We got to the base of the rocks and started fishing the sabiki rig around the boulders. There were lots of grunts but no squirrelfish. Michael soon took off to look for tarpon.
Ben told me that the morning he fished these rocks there were Scrawled Filefish and some Blue Parrotfish around. I still needed to add the Blue Parrotfish so I concentrated on them. When the morning brightened, I started to see a pair of them cruising the rocky shore. Fishing for them "blinded" was difficult since all the undesirable fish quickly jumped on the bait. In order to have more success, you have to drop the bait almost right next to the parrotfish to have a chance. They favoured strips of squid. I don't think I've ever seen an ugly parrotfish...this family of fish is simply fantastic!
Blue parrotfish (Scarus coeruleus) - Species #381
I poked around some more for the Squirrelfish but they were not around. So I went to the bridge to toss a few shark rods out. I needed some shark baits, but the area were infested with Porkfish and I can't use them for bait. They were so aggressive that morning and completely out-competed the wrasses and Bandtail Puffer for the sabiki!
There were tarpon under the bridge. We saw a couple of huge ones. But the water was murky green and the tarpon didn't want to play. At one point, Michael had a large barracuda took and dropped his bait three times. I also had a barracuda followed my lure when I was reeling in a shark rod to check the bait.
There was little diversity this morning and I didn't add any more new species. But I did take some decent pictures of species I've already caught.
I told Michael about the Threespot Damselfish. He tried for a bit but then went back to fishing for tarpon and sharks. They were around...you just had to put in time to weed through all the other fish...but Michael had no desire to put in that time for little fish sometimes. Oh well...
We had to leave by 10:30am since Michael and Ellen has scheduled an afternoon dive trip.
I dropped them off at the dive center at 12pm and spent an hour at Bass Pro Shops in Islamorada to replace some gear, especially sabiki rigs. I then had to decide where I would fish to find a Sand Perch. They were supposed to be very common and most people had no trouble catching them. Maybe it was due to the fact that I was specifically trying to target them and others simply catch them accidentally.

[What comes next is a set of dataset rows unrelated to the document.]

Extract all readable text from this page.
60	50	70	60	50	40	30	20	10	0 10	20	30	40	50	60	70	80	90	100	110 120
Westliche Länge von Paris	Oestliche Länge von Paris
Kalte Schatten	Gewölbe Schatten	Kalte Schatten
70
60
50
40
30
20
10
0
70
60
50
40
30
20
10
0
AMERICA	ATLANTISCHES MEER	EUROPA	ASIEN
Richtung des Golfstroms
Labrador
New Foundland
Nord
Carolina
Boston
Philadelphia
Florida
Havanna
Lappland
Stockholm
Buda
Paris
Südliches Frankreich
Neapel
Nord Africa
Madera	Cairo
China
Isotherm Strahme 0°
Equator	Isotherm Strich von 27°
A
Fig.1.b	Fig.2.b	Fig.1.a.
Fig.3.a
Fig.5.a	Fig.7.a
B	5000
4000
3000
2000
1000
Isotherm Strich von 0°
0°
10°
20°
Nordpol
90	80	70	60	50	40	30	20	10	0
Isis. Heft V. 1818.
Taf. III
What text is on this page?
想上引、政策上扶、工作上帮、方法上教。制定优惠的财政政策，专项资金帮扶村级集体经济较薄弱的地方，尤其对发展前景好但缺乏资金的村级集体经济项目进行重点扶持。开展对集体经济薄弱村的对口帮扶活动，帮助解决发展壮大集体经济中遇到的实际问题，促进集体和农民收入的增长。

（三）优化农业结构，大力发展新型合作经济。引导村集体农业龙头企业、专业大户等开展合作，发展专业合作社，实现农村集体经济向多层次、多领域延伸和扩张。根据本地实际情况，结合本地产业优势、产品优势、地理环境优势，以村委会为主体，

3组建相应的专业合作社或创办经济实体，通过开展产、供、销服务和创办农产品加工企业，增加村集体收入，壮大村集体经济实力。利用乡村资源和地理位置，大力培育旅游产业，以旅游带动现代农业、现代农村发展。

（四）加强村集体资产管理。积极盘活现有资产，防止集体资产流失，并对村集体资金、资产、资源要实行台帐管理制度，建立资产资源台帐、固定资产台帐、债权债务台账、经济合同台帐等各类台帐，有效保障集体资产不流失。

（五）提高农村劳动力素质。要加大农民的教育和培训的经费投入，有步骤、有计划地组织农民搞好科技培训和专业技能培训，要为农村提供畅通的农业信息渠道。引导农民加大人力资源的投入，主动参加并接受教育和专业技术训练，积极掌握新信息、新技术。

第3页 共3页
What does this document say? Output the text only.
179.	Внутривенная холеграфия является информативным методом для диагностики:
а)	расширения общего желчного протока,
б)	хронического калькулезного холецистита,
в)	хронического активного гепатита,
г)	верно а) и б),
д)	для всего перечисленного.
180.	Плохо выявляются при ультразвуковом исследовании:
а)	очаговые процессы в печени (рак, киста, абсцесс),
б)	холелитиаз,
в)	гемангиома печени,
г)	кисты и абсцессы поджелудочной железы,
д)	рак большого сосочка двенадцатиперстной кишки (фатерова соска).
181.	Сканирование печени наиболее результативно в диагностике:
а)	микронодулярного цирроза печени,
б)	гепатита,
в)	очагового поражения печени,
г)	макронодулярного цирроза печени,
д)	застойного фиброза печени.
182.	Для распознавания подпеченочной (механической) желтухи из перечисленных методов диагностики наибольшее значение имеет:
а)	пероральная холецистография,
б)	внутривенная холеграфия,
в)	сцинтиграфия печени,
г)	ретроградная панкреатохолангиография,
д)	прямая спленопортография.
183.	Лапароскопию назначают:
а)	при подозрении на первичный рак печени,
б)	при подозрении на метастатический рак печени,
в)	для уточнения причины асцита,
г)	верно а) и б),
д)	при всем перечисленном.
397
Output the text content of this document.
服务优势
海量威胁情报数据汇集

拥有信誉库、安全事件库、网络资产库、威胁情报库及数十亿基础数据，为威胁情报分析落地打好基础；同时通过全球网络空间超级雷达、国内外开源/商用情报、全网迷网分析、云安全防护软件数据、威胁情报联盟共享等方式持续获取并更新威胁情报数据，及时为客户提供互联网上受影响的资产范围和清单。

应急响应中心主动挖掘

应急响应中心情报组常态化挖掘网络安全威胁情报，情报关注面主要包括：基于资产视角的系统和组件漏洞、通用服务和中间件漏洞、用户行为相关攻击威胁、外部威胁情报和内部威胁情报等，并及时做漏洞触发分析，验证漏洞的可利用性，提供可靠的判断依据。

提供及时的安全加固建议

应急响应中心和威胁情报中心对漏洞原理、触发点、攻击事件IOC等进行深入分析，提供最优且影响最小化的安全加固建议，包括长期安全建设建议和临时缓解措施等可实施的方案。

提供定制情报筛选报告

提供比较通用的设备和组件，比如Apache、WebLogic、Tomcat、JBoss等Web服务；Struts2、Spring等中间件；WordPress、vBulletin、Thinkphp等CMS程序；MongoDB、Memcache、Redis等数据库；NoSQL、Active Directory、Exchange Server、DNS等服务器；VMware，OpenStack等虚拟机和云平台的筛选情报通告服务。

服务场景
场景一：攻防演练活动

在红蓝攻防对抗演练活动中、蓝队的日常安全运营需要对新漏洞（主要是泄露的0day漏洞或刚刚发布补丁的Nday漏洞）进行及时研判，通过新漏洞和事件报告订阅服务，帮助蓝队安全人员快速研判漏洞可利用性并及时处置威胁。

I stopped at a couple of areas where the bottom had rubble and there was seagrass beds nearby. These were typical Sand Perch habitat but I couldn't find any Sand Perch around.
Then I passed by a little shallow area that was bordered by mangroves. It looked like a good area to explore, not just for Sand Perch but for micros. I started paying attention to tiny movements and finally found some micros! Originally, I thought this was a Sheepshead Minnow. After looking around a bit more, I'm pretty sure this was a Goldspotted Killifish, a sister species to the Ocellated Killifish I caught in Belize!
Goldspotted Killifish (Floridichthys carpio) - Species #382
I had to get back to the dive shop by 3:30pm, so that was all the fishing time I had. Well...it ended up that Michael's tour left late so they were expected back at 4pm instead. I spent a little more time at Bass Pro Shops, but later found out his boat was not back at 4:30pm. In fact, Michael and Ellen wasn't ready until 5:30pm. I could have have a couple more hours of fishing time. :(
Everyone was hungry so we went to get a bite at the McDonald's in Tavernier and then picked up more supplies and bait.
Since we had some time in the evening, we fished a spot my friend had suggested for sharks. Unfortunately, the wind and tide were moving in the same direction and the current was very strong. The water was so murky that even the ever present grunts stopped biting that night. Needless to say that our 3 hours of trying ended up fruitless.
We decided to pack it in early and try out other spots next morning.